Note: The transaction fee for this announcement can be subsidized by a relayer or paid by Alice's standard EVM wallet. 5. Discovery & State Recovery (The Receiver) Bob's mobile client remains completely stateless. To find his funds, it passively scans the Announce events emitted by the registry contract.

• Event Parsing: For every event, Bob's client reads the ephemeralPubKey (EK_{pub}).
• ECDH Trial: Bob combines EK_{pub} with his private Viewing Key (v_{priv}) to compute the SharedSecret.
• Trial Decryption: Bob attempts to decrypt the ciphertext. If the MAC check passes, the decryption succeeds.
• Token Extraction: Bob has successfully recovered the eCash token (x_i, C). He can verify its validity locally by checking e(C, G_2) == e(\text{hash_to_curve}(x_i), PK_{mint}). If Bob drops his phone in a lake, he simply imports his seed phrase into a new device. The app re-derives his Viewing Key, parses the chain history, and instantly decrypts all of his historical inbound tokens.

6. On-Chain Redemption & MEV Protection When Bob is ready to cash out his tokens back into USDC on his public Ethereum address, he constructs a withdrawal proof.

• BLS Aggregation: If Bob has 5 tokens, he adds the 5 BN254 signature points together off-chain: \sigma_{agg} = \sum C_i.
• MEV Lock: To prevent mempool snipers from replacing his destination address, Bob uses the ECDSA "Smart Nullifier" key associated with each token (derived deterministically from x_i) to sign the payload: "Pay to: <Bob's_Public_Address>".
• Submission: Bob submits the nullifiers (the public keys of the Smart Nullifiers), the ECDSA signatures, and the aggregated BLS signature \sigma_{agg} to the Vault contract. The Vault Contract Execution:
• Verifies that the nullifiers have not been spent.
• Recovers the ECDSA signatures (ecrecover) to prove the transaction intent wasn't hijacked.
• Hashes the nullifiers to the BN254 curve and sums them: M_{agg} = \sum \text{hash_to_curve}(nullifier_i).
• Executes the native ecPairing precompile: e(\sigma_{agg}, G_2) == e(M_{agg}, PK_{mint}).
• If mathematically sound, dispenses the USDC to Bob's address.

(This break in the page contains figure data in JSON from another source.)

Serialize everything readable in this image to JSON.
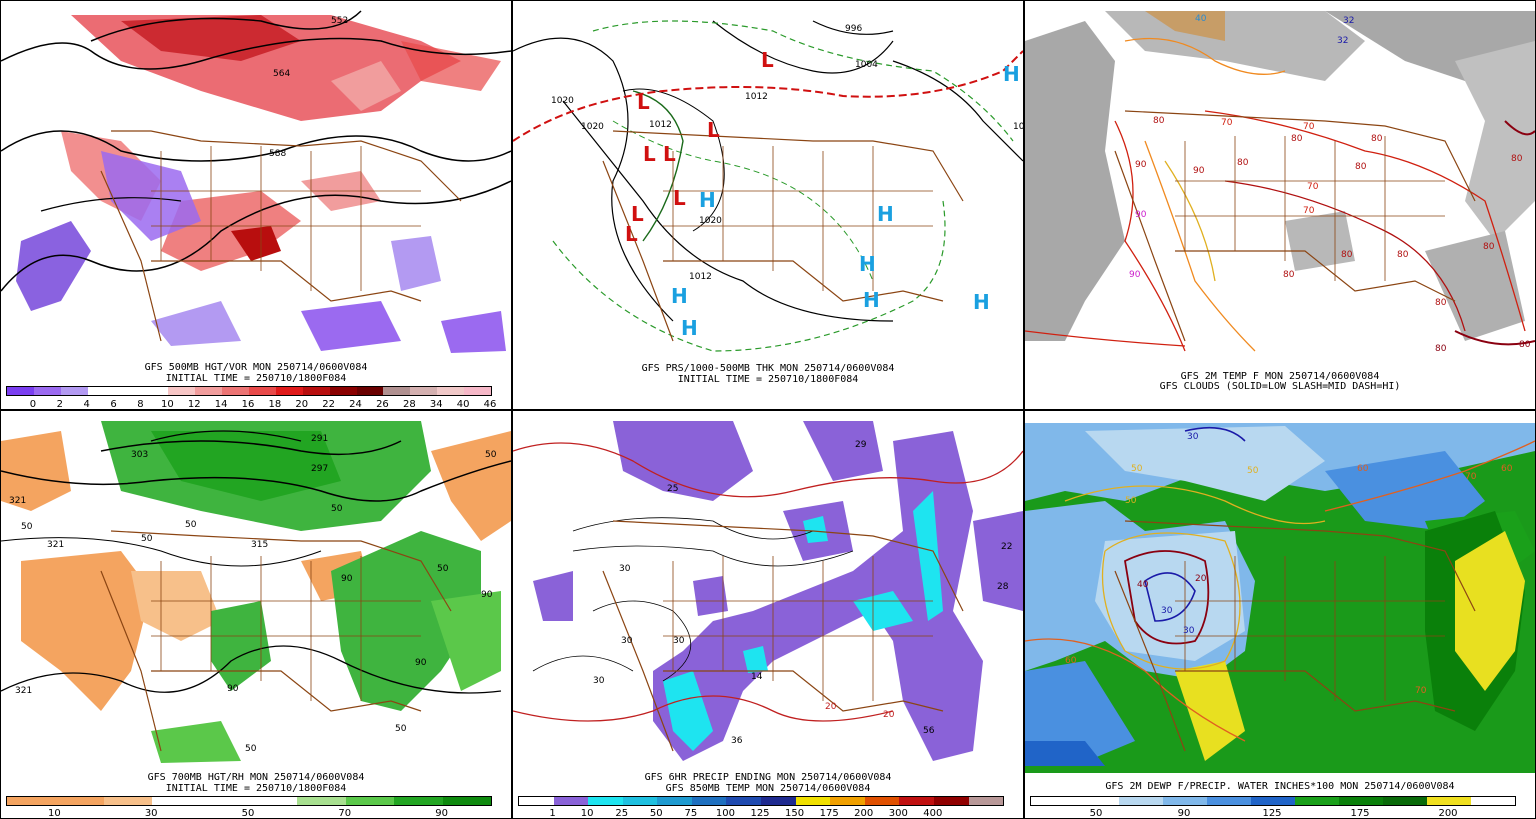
{
  "panels": {
    "p1": {
      "title": "GFS 500MB HGT/VOR MON 250714/0600V084",
      "subtitle": "INITIAL TIME = 250710/1800F084",
      "colorbar": {
        "colors": [
          "#7a3ef0",
          "#9b6af0",
          "#b39af2",
          "#ffffff",
          "#ffffff",
          "#ffffff",
          "#f7c6c6",
          "#f19d9d",
          "#ec7474",
          "#e84a4a",
          "#e01a1a",
          "#b80e0e",
          "#8a0000",
          "#6a0000",
          "#b09090",
          "#d4b0b0",
          "#f0c8c8",
          "#f6b8c8"
        ],
        "labels": [
          "0",
          "2",
          "4",
          "6",
          "8",
          "10",
          "12",
          "14",
          "16",
          "18",
          "20",
          "22",
          "24",
          "26",
          "28",
          "34",
          "40",
          "46"
        ]
      },
      "contour_labels": [
        "552",
        "564",
        "588"
      ]
    },
    "p2": {
      "title": "GFS PRS/1000-500MB THK MON 250714/0600V084",
      "subtitle": "INITIAL TIME = 250710/1800F084",
      "contour_labels": [
        "1020",
        "1020",
        "1012",
        "1012",
        "1004",
        "996",
        "1012",
        "1020",
        "102"
      ],
      "lows": [
        "L",
        "L",
        "L",
        "L",
        "L",
        "L",
        "L",
        "L"
      ],
      "highs": [
        "H",
        "H",
        "H",
        "H",
        "H",
        "H",
        "H",
        "H",
        "H"
      ]
    },
    "p3": {
      "title": "GFS 2M TEMP F MON 250714/0600V084",
      "subtitle": "GFS CLOUDS (SOLID=LOW SLASH=MID DASH=HI)",
      "contour_labels": [
        "40",
        "32",
        "32",
        "80",
        "70",
        "70",
        "80",
        "90",
        "80",
        "90",
        "70",
        "80",
        "80",
        "70",
        "80",
        "80",
        "80",
        "80",
        "80",
        "90",
        "90",
        "80",
        "80",
        "80"
      ]
    },
    "p4": {
      "title": "GFS 700MB HGT/RH MON 250714/0600V084",
      "subtitle": "INITIAL TIME = 250710/1800F084",
      "colorbar": {
        "colors": [
          "#f4a460",
          "#f4a460",
          "#f7c08a",
          "#ffffff",
          "#ffffff",
          "#ffffff",
          "#a8e090",
          "#5bc84a",
          "#22a522",
          "#0e8a0e"
        ],
        "labels": [
          "10",
          "30",
          "50",
          "70",
          "90"
        ]
      },
      "contour_labels": [
        "50",
        "321",
        "50",
        "321",
        "50",
        "303",
        "297",
        "291",
        "50",
        "50",
        "315",
        "90",
        "90",
        "90",
        "50",
        "50",
        "50",
        "90",
        "321"
      ]
    },
    "p5": {
      "title": "GFS 6HR PRECIP ENDING MON 250714/0600V084",
      "subtitle": "GFS 850MB TEMP MON 250714/0600V084",
      "colorbar": {
        "colors": [
          "#ffffff",
          "#8a62d8",
          "#1ee4f0",
          "#1ec0e0",
          "#1e9ad0",
          "#1e70c0",
          "#1e4ab0",
          "#1e2a90",
          "#f0e000",
          "#f0a000",
          "#e05000",
          "#c01010",
          "#900000",
          "#b89898"
        ],
        "labels": [
          "1",
          "10",
          "25",
          "50",
          "75",
          "100",
          "125",
          "150",
          "175",
          "200",
          "300",
          "400"
        ]
      },
      "contour_labels": [
        "29",
        "25",
        "22",
        "28",
        "30",
        "30",
        "14",
        "36",
        "56",
        "20",
        "20",
        "30",
        "30"
      ]
    },
    "p6": {
      "title": "GFS 2M DEWP F/PRECIP. WATER INCHES*100 MON 250714/0600V084",
      "colorbar": {
        "colors": [
          "#ffffff",
          "#ffffff",
          "#b8d8f0",
          "#80b8ea",
          "#4a90e0",
          "#2064c8",
          "#1aa01a",
          "#0a800a",
          "#096a09",
          "#f0e020",
          "#ffffff"
        ],
        "labels": [
          "50",
          "90",
          "125",
          "175",
          "200"
        ]
      },
      "contour_labels": [
        "50",
        "50",
        "60",
        "70",
        "60",
        "40",
        "30",
        "30",
        "20",
        "30",
        "50",
        "60",
        "70"
      ]
    }
  }
}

Technical Stack & Library Mapping To build this on Android/Kotlin per the referenced ecosystem:
• BIP-39 & Key Derivation: kotlin-bip39 (Electric Coin Company) and kotlin-bip for HD path generation.
• secp256k1 (Stealth & ECDSA): secp256k1-kmp (ACINQ) or Trust Wallet Core via JNI for highly optimized ECDH shared secret generation and standard signing.
• BN254 (Blind Signatures): A Kotlin multiplatform wrapper around mcl-wasm (or a direct JNI C++ bridge to an optimized pairings library) will be required to handle the hash_to_curve, point addition, and unblinding logic locally before submitting to the EVM.